Anyway, at a personal level this book does delight me, not only for the new nuggets it reveals about Marley and his worldwide musical influence, but also for the (literally) hundreds of beautiful illustrations and photos peppered throughout. Indeed, most heart-warming (for me) were the selection of Eddie Mallin’s classy photos from Marley’s last outdoor concert (in Dublin in 1980), which this reviewer still has fond memories of. Indeed, similar ‘connections’ are sure to endear many reggae enthusiasts to the book, as the content (via discrete sections) visits: Great Britain, Sweden, Russia, Switzerland, Italy, North America, Canada, the United States, the Caribbean, Central and South America, Cuba, Puerto Rico, Nicaragua, Panama, Costa Rica, Suriname, French Guiana, Brazil, Africa, the Middle East, the Ivory Coast, Ghana, Nigeria, South Africa, Zimbabwe, Rwanda, Burundi, Kenya, Ethiopia, Tanzania, Asia, Oceania, Aotearoa, New Zealand, Australia, Hawaii, West Papua, Indonesia, Myanmar, China and Nepal.

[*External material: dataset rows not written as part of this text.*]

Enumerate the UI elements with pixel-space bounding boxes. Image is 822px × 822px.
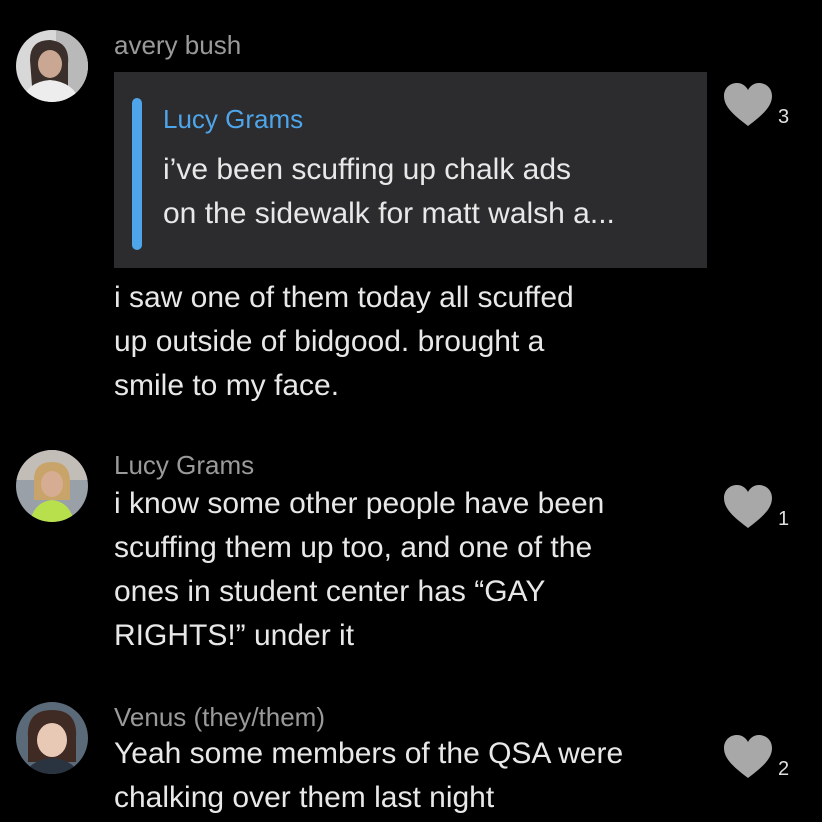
like-count: 2 [778,758,790,780]
like-count: 1 [778,508,790,530]
comment-line: i know some other people have been [114,487,605,520]
heart-icon [724,735,772,778]
like-count: 3 [778,106,790,128]
comment-author[interactable]: Lucy Grams [114,450,254,481]
comment-line: ones in student center has “GAY [114,575,546,608]
heart-icon [724,83,772,126]
quote-text: i’ve been scuffing up chalk ads on the s… [163,148,615,236]
comment-line: up outside of bidgood. brought a [114,325,545,358]
comment-body: Yeah some members of the QSA were chalki… [114,732,714,820]
comment-line: chalking over them last night [114,781,495,814]
comment-author[interactable]: avery bush [114,30,241,61]
comment-line: RIGHTS!” under it [114,619,355,652]
like-button[interactable] [722,484,774,530]
avatar[interactable] [16,450,88,522]
like-button[interactable] [722,734,774,780]
comment-body: i know some other people have been scuff… [114,482,714,658]
comment-body: i saw one of them today all scuffed up o… [114,276,714,408]
quote-line: i’ve been scuffing up chalk ads [163,153,572,186]
heart-icon [724,485,772,528]
comment-line: Yeah some members of the QSA were [114,737,624,770]
comment-line: scuffing them up too, and one of the [114,531,593,564]
comment-line: i saw one of them today all scuffed [114,281,574,314]
quoted-reply[interactable]: Lucy Grams i’ve been scuffing up chalk a… [114,72,707,268]
like-button[interactable] [722,82,774,128]
quote-author: Lucy Grams [163,104,304,134]
comment-author[interactable]: Venus (they/them) [114,702,325,733]
quote-line: on the sidewalk for matt walsh a... [163,197,615,230]
avatar[interactable] [16,30,88,102]
avatar[interactable] [16,702,88,774]
quote-accent-bar [132,98,142,250]
comment-line: smile to my face. [114,369,340,402]
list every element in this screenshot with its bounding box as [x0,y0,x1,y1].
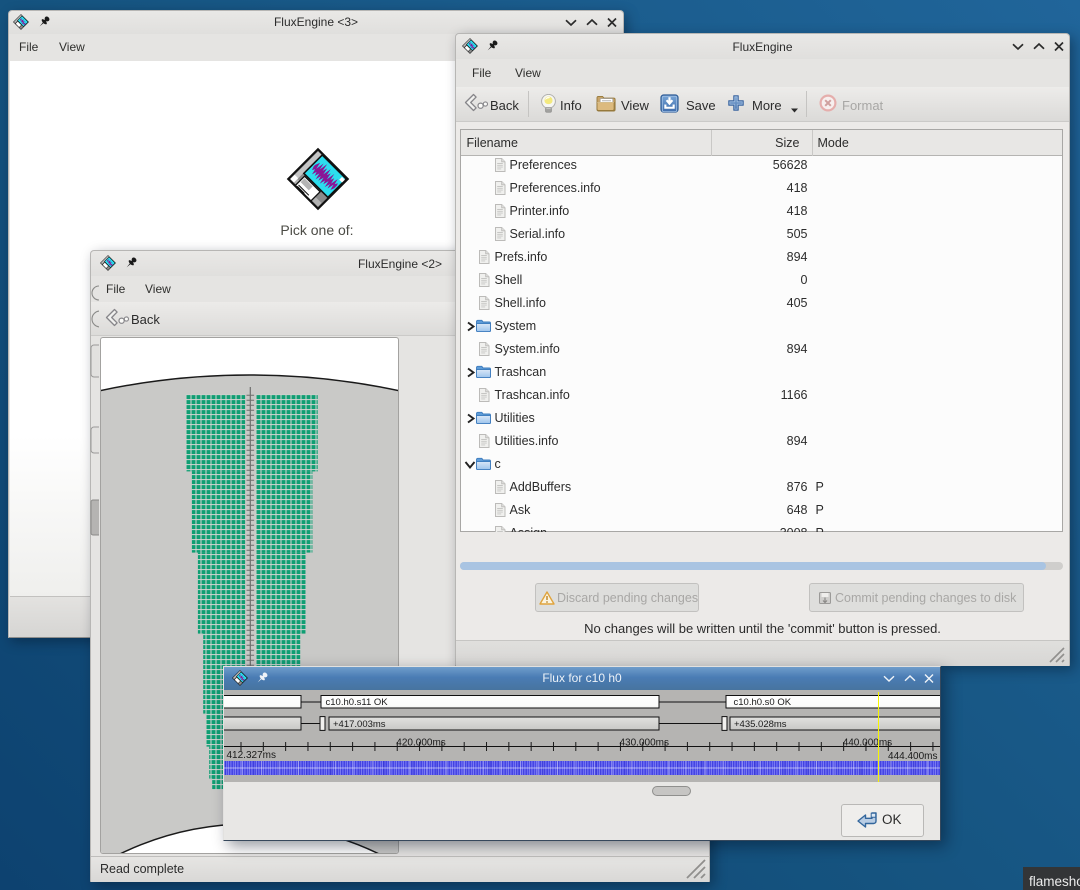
svg-text:+417.003ms: +417.003ms [333,719,386,730]
svg-text:420.000ms: 420.000ms [396,738,445,749]
svg-text:412.327ms: 412.327ms [227,750,276,761]
svg-text:c10.h0.s0 OK: c10.h0.s0 OK [734,697,792,708]
svg-text:440.000ms: 440.000ms [843,738,892,749]
svg-text:+435.028ms: +435.028ms [734,719,787,730]
svg-text:c10.h0.s11 OK: c10.h0.s11 OK [326,697,389,708]
svg-text:430.000ms: 430.000ms [620,738,669,749]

Inevitably, some will be disappointed not to be namechecked in the author’s review (e.g. Goa, India’s reggae musicians and their Sunsplash festival), whilst others may bemoan the decision to avoid some sensitive subjects en route (e.g. the Israeli-Palestine conflict). However, it is to the author’s great credit that he does cover the Mugabe-Zimbabwe mess. Given the reluctance of so many Rastas to acknowledge Mugabe’s transition from freedom fighter to thug, this is an important input from Huisman. As Marley biographer Chris Salewicz concluded in respect of Marley’s visit to Zimbabwe and his ‘reception’ from the new rulers: ‘Bob Marley was pissed off’.

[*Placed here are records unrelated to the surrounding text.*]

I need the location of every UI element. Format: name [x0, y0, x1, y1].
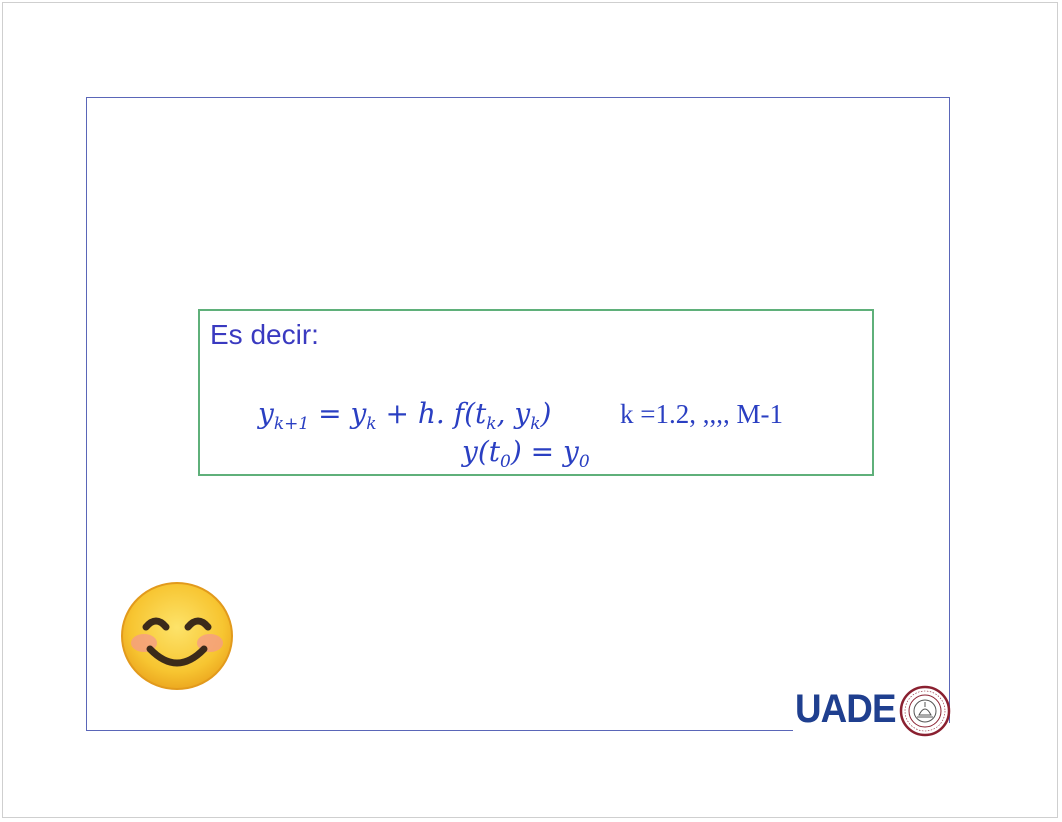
index-range-condition: k =1.2, ,,,, M-1	[620, 399, 783, 429]
logo-wordmark: UADE	[795, 687, 897, 731]
initial-condition-equation: y(t0) = y0	[462, 435, 590, 472]
recurrence-equation: yk+1 = yk + h. f(tk, yk)	[258, 397, 552, 434]
formula-box: Es decir: yk+1 = yk + h. f(tk, yk) k =1.…	[198, 309, 874, 476]
box-heading: Es decir:	[210, 319, 319, 350]
smiling-face-icon	[121, 582, 233, 690]
university-seal-icon	[899, 685, 951, 737]
uade-logo: UADE	[795, 683, 957, 739]
page: Es decir: yk+1 = yk + h. f(tk, yk) k =1.…	[2, 2, 1058, 818]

Likewise, it is encouraging to see Huisman acknowledge that though reggae is generally considered to be ‘a powerful song of protest’, it has also ‘been supportive of politicians in power and in the opposition’. However, any such suspect associations are more than compensated for by the book’s overall review, including its focus on the trials and tribulations of the many oppressed indigenous groups that have found solace and support in Marley’s music (e.g. the Hopi and Havasupai tribes, the Maroons, the Maori, the Aboriginals, the Wa and Uyghurs in China).
In conclusion, it is fair to say that this wonderfully-well illustrated tome is an invaluable addition to reggae’s library stock, serving to show how the genre has become a ‘glocal’ sound (i.e. linking global and local issues) around the world. It is also a great credit to its author, who laboured long and hard from a ‘crowd funding’ initiative to the eventual release of a ‘must have’ quality product, that is available at a ridiculously low price – with profits going to the HELP Jamaica charity.
As they now say around the globe: ‘Raspect’!